Esta espécie de crustáceo (Lepas anatifera) é conhecida como a craca-ganso (Goose Barnacle). Pertence a ordem Pedunculata, que agrupa crustáceos marinhos com apêndices filtradores da água do mar para pegar comida. Quando jovens nadam livres como larvas e quando adultos, formam uma casca dura e vivem ligados a superfícies submersas duras. É fácil encontrá-los nas praias, agarrados a troncos e madeiras trazidas pelo mar.
O curioso é que existe também uma espécie de ganso conhecida com o mesmo nome invertido (Barnacle Goose), porque houve um tempo em que se pensava que um tinha nascido do outro.


A fonte do velho mal-entendido decorre do fato de que os seres humanos nem sempre souberam que as aves migravam. As pessoas que vivem na Europa temperada, perto dos gansos barnacle, nunca tinham visto os pássaros colocar ovos ou criar os filhotes, por isso era um mistério o lugar de onde eles vieram. Olhando ao redor, aparentemente algumas mentes criativas conectaram estas cracas com os pássaros, porque elas tem uma aparência que lembram o bico das aves.

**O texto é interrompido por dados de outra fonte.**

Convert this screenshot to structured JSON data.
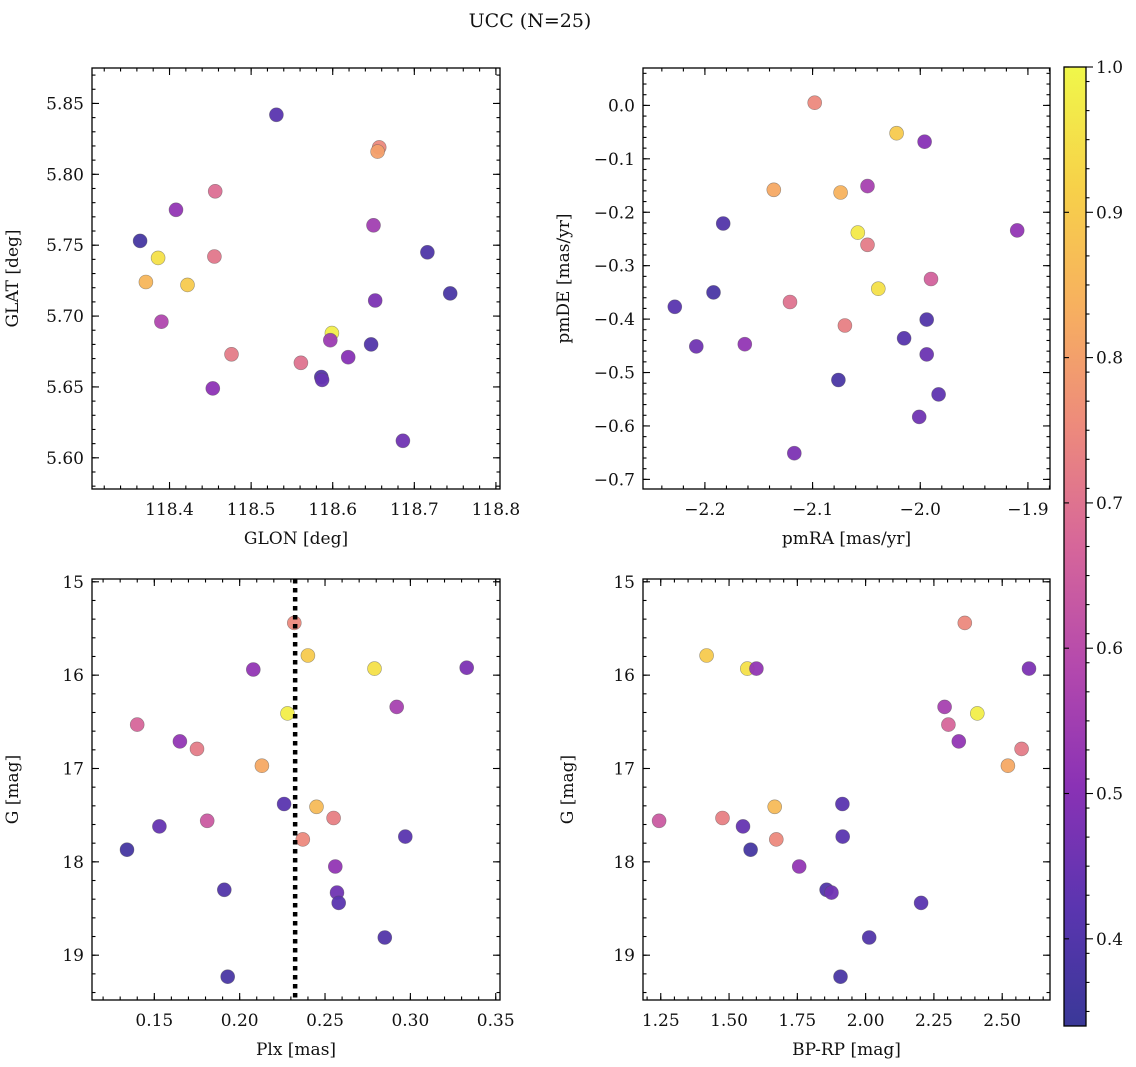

Foi por volta do final do século XII, que o bispo Gerald de Gales publicou o livro Topographia Hiberniae, após a invasão bem-sucedida do rei João em partes da Irlanda. Nele, ele descreveu como os pássaros não eram nascidos da carne, porque nasciam primeiro como pedaços de goma em troncos de madeira lavados pelas ondas, encerrados em conchas com formato de bicos, como se fossem musgo agarrado à madeira e, por fim, no decorrer do tempo, obtendo uma cobertura segura de penas, mergulhavam nas águas ou voavam para o ar livre… Dizia ele que tinha visto muitas vezes milhares de corpúsculos diminutos deste tipo de pássaro pendurados a um tronco na margem do mar, encerrados em conchas.
Foi assim que o mito nasceu e se espalhou pela Europa e continuou após centenas de anos.
Mesmo com o mistério esclarecido, os nomes das duas espécies permaneceram e são grandes lembretes sobre o quanto não sabiam e quanto ainda não sabemos sobre o mundo natural.